Migrants accessing private healthcare at their migration destinations will likely need to traverse both public and private health systems and/or re-engage with rural public health systems on return home to rural origin areas, all of which increases the risk of disruption in care. Of further importance are those 48% of the study participants who make no use of health services, since they may be particularly susceptible to illness, including HIV. Poverty, geographical constraints, and high transportation costs, and in some cases, combinations of these barriers all contribute towards ultimate health service use or lack thereof [
31,
47,
56,
57]. These results raise questions about the perceived quality of care, a possible lack of information on public health services or the ability of those who are employed, and better resourced, having wider set of healthcare options. Detailed information of the kinds of conditions for which migrants and non-migrants seek help when presenting to public versus private sector providers, as well as further detail on the distances travelled and reasons for not seeking care are questions that we aim to explore in subsequent rounds of the study, and through qualitative research methods.

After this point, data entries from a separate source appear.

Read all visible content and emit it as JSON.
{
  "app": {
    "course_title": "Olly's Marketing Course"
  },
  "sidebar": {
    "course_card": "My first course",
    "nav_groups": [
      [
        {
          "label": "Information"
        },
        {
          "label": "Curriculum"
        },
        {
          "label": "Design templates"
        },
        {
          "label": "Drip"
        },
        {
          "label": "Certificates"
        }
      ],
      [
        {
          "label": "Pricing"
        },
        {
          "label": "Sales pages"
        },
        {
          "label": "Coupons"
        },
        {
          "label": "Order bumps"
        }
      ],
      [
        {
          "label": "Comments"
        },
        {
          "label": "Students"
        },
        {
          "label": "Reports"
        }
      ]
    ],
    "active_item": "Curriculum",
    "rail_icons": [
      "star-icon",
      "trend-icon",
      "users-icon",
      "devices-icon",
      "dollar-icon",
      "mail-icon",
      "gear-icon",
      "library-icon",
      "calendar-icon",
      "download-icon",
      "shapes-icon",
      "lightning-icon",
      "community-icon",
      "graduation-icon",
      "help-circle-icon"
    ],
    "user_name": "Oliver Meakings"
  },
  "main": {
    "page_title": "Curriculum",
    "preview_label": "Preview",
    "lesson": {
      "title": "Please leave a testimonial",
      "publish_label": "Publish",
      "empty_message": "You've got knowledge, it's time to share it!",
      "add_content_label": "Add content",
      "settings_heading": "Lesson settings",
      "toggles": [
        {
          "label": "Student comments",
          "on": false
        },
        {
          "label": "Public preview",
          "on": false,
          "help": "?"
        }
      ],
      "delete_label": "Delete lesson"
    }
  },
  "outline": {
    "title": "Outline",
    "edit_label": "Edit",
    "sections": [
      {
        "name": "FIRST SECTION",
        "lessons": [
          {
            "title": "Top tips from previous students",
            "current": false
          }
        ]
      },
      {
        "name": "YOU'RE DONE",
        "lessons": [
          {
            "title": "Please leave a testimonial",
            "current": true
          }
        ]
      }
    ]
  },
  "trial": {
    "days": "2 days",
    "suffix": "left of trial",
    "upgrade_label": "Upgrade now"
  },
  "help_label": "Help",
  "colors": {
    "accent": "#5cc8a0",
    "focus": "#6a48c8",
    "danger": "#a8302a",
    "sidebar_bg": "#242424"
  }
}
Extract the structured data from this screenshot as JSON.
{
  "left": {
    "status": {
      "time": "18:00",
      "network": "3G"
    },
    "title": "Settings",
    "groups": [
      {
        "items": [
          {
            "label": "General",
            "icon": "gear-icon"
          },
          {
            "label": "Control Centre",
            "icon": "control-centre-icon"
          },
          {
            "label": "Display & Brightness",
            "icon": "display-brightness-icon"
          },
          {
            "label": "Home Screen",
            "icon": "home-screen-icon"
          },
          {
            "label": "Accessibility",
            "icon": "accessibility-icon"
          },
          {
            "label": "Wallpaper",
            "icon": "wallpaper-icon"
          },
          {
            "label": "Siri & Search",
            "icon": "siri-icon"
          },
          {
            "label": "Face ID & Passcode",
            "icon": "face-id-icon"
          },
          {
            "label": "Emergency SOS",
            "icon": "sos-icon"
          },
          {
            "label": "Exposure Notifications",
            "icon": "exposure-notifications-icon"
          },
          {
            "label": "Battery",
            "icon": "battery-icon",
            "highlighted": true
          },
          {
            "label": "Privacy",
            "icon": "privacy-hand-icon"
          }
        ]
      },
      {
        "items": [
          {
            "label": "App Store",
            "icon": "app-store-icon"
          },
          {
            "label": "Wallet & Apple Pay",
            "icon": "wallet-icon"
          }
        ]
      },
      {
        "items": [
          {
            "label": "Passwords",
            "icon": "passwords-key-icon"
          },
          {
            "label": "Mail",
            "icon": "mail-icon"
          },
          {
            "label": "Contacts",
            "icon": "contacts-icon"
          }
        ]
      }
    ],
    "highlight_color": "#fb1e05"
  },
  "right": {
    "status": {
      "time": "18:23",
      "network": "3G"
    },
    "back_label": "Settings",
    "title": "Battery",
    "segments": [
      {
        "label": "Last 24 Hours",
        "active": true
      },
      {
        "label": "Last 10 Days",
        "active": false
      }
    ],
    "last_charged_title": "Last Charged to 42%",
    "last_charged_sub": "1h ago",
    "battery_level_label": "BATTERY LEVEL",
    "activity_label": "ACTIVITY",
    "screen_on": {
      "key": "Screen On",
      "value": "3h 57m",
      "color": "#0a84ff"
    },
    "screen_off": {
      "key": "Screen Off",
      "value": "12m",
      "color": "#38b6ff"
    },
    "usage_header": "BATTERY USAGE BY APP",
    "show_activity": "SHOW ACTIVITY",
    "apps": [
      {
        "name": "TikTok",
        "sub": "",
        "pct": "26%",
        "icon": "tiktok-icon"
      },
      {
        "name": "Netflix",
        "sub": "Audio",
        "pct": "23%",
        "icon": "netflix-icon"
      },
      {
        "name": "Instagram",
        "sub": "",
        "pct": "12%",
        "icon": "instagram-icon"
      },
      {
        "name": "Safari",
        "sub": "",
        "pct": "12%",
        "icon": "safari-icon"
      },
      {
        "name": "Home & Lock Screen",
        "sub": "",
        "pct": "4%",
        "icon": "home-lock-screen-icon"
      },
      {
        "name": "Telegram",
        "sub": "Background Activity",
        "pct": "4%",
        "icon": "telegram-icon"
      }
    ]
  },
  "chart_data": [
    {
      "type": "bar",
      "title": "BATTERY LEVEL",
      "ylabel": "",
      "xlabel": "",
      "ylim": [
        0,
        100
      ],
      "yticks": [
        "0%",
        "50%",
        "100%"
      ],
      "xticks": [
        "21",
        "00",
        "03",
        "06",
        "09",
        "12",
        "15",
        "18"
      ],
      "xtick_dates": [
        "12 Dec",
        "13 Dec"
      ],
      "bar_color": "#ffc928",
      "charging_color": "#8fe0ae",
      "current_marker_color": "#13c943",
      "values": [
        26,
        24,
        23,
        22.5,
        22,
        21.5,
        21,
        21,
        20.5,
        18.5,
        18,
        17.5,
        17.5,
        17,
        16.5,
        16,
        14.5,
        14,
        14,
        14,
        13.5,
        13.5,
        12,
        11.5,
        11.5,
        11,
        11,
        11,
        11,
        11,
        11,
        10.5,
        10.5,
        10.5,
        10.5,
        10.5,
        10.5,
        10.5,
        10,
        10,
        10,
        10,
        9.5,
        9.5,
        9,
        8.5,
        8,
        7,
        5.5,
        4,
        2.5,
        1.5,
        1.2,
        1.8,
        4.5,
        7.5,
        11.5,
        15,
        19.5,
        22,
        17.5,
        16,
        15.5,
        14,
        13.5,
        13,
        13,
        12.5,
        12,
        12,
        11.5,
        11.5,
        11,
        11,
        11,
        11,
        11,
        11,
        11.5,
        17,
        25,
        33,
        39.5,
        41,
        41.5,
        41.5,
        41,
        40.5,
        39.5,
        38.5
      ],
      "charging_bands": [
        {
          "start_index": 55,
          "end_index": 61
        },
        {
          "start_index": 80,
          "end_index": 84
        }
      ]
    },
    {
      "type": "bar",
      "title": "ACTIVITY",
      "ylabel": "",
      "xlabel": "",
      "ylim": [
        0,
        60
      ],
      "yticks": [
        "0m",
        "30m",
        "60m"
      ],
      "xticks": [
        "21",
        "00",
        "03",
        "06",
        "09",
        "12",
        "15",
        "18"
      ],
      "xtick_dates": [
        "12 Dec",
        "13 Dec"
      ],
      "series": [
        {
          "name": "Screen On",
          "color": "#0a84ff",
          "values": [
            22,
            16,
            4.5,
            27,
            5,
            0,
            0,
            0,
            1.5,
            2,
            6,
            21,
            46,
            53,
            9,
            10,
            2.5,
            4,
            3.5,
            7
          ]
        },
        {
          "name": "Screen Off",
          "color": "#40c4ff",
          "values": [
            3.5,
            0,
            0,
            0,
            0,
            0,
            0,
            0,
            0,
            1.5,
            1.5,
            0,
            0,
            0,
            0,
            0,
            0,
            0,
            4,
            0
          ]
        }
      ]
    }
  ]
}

Following-up mobile populations is challenging; and in the present study we acknowledge limitations relating to small losses to follow-up among individuals who may be particularly mobile and/or differ from the interviewed participants in relation to particular characteristics. As much as the survey instrument focused on capturing a broad range of aspects on migration, the high levels of mobility and circularity encountered in this study population challenged aspects of the research design, especially capturing detailed geography of repeated visits to different health providers. We further recognise that there are multiple approaches to classifying migrants (in relation to distance and length of residence in a destination) and these will be expanded in further analyses.
Longitudinal studies can show how migration and urbanisation influence risk factors for health conditions and access to treatment. While our study setting draws on a specific district-sized origin population, the social behaviour we observe is indicative of broader patterns throughout the region, with lessons for health transitions underway in other parts. The extent to which rural households are linked to urban-dwelling temporary migrants is not well known. It is not illuminated by the South African national census, which gives a snapshot of where people reside on census night. Many single-person or small households enumerated in urban settings are likely to be members of rural households situated elsewhere, to which they will return in times of leave or ill-health [
24,
58]. The high prevalence of temporary migration from rural households in northeast South Africa, especially for young adults, illustrated with respect to the Agincourt HDSS population, reflects a typical pattern for rural Southern Africa, yet this population remains less visible and their health challenges insufficiently understood.